Southern District Of Florida Hands Endo Subpoena For Opioid-Related Docs
On Thursday January 11th, Endo Pharmaceuticals Inc.’s parent company, Endo International Plc, said they were issued a grand jury subpoena by federal prosecutors. The company was ordered to provide the information about products containing the opioid oxymorphone that Endo pulled from the shelves earlier this year.
The Irish company said in a statement that the U.S. Attorney’s Office for the Southern District of Florida issued a grand jury subpoena in regards to oxymorphone, a narcotic painkiller that Endo sold under the name Opana ER until last July, when the company bowed to FDA pressure and halted sales of the drug.
In their statement, Endo said the subpoena requests documents related to product safety, overdoses, abuse, addictiveness, diversion, overprescribing, dependency, effects, and additional documents produced in past or pending lawsuits. Additionally, documents related to interactions with government agencies, distribution and third-party agreements, and sales and marketing were also requested.

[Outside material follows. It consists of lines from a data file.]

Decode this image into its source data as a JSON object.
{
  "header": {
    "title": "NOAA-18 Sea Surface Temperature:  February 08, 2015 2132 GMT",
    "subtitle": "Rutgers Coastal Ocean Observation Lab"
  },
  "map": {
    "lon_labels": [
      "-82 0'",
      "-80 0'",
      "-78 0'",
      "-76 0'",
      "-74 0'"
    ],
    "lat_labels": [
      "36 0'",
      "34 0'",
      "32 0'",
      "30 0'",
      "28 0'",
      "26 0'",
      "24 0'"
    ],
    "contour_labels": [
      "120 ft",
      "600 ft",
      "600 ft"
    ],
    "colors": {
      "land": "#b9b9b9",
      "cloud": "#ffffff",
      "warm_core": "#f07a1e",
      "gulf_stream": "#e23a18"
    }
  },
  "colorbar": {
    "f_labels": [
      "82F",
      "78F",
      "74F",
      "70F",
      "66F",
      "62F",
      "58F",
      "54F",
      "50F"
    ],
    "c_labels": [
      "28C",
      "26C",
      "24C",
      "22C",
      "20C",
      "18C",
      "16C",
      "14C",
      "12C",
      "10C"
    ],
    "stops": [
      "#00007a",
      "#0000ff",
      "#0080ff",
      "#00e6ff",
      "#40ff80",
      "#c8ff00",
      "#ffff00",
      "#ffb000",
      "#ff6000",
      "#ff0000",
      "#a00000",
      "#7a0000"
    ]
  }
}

Endo has faced several lawsuits over its marketing of opioids by Kentucky, Louisiana, Mississippi, Missouri, New Mexico, and Ohio. Endo and other companies that face similar lawsuits have all denied wrongdoing. They claim that all drugs carried warning labels and that the U.S. Food and Drug Administration approved their respective drugs as safe for the public.
“Endo and EPI intend to be responsive to the subpoena and cooperate with any related government investigation,” the company said in their statement. “In all circumstances, it is Endo’s policy to comply with applicable laws, rules, regulations and industry guidance governing the sale and marketing of pharmaceutical products.”
When the drug was pulled from the market in July, Endo said that it “continues to believe in the safety, efficacy and favorable benefit-risk profile of Opana” but that it would abide by the FDA’s request.
A month later, Endo removed a reformulated version of Opana, or oxymorphone hydrochloride. Users continued to liquefy and inject the drug because of its resistance to crushing and snorting. The increase of the drug’s usage was linked to “a serious outbreak of HIV and hepatitis C,” according to the FDA. This represents a heavy financial hit for Endo, which earned $160 million from Opana sales last year, approximately 14% of their revenue.
America is facing an opioids crisis. In 2015, over 30,000 Americans suffered fatal overdoses from abuse of opioids, mostly prescription painkillers and heroin. This has sparked a wave of lawsuits against pharmaceutical companies, like Endo, that are responsible for opioid production, marketing, and distribution.